Jerry knew Sasha felt she had suffered an injustice at his hands, and he knew he had broken an unspoken commitment to her. His guilt plagued him, but now a sense of peace overcame him.
Suddenly he saw a flash of light, and all things were known to him. He saw it all: world peace, the planet in perfect ecological balance, a just and humane society. It was distant, so distant, but it was there in the remote future. There was hope, and all of rodentkind would prevail.
Jerry was now completely relaxed, and for the first time in ages, he did not feel as though the weight of the entire world was sitting on his shoulders. He would face Sasha at the gala dinner that evening, he would talk to her, and maybe even find it in his heart to ask for her forgiveness.
He knew she had lost all her respect for him, and he understood now that he deserved it. He would make more time for his family and try not to complain so bitterly about his wife and their boring sex life. Divorce was not an option for a mouse as old-fashioned as himself; he would have to resign himself to his lot.

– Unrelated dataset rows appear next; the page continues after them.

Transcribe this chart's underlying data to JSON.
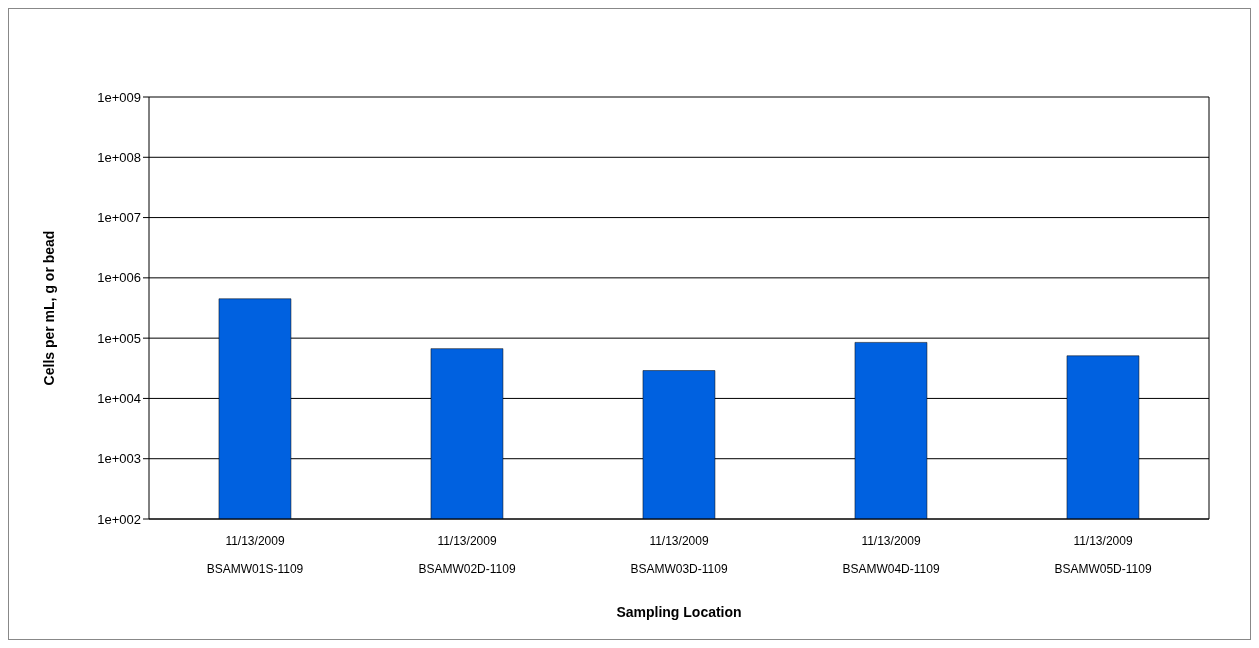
{
  "chart_data": {
    "type": "bar",
    "xlabel": "Sampling Location",
    "ylabel": "Cells per mL, g or bead",
    "categories": [
      "11/13/2009\nBSAMW01S-1109",
      "11/13/2009\nBSAMW02D-1109",
      "11/13/2009\nBSAMW03D-1109",
      "11/13/2009\nBSAMW04D-1109",
      "11/13/2009\nBSAMW05D-1109"
    ],
    "values": [
      450000,
      67000,
      29000,
      85000,
      51000
    ],
    "color": "#0061e0",
    "log": true,
    "ylim": [
      100,
      1000000000
    ],
    "yticks": [
      {
        "value": 100,
        "label": "1e+002"
      },
      {
        "value": 1000,
        "label": "1e+003"
      },
      {
        "value": 10000,
        "label": "1e+004"
      },
      {
        "value": 100000,
        "label": "1e+005"
      },
      {
        "value": 1000000,
        "label": "1e+006"
      },
      {
        "value": 10000000,
        "label": "1e+007"
      },
      {
        "value": 100000000,
        "label": "1e+008"
      },
      {
        "value": 1000000000,
        "label": "1e+009"
      }
    ],
    "grid": "y"
  }
}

Jerry would find the cure for cancer, and he would whisper the solution into the ear of his benefactor, the human doctor who toiled away in the lab above him. Jerry did not care about receiving credit for his work; the mouse world would bestow accolades upon him, and their recognition would have to be enough.
Human hatred and intolerance would somehow be resolved; the wars would stop; and someday the mice of the world would approach humankind and tell them their simple truth: we are here for you, and we have always been here. Someday humans would be able to accept the genius of the rodent empire and the innate wisdom of the Great Wizard.
And that day would be the beginning of paradise.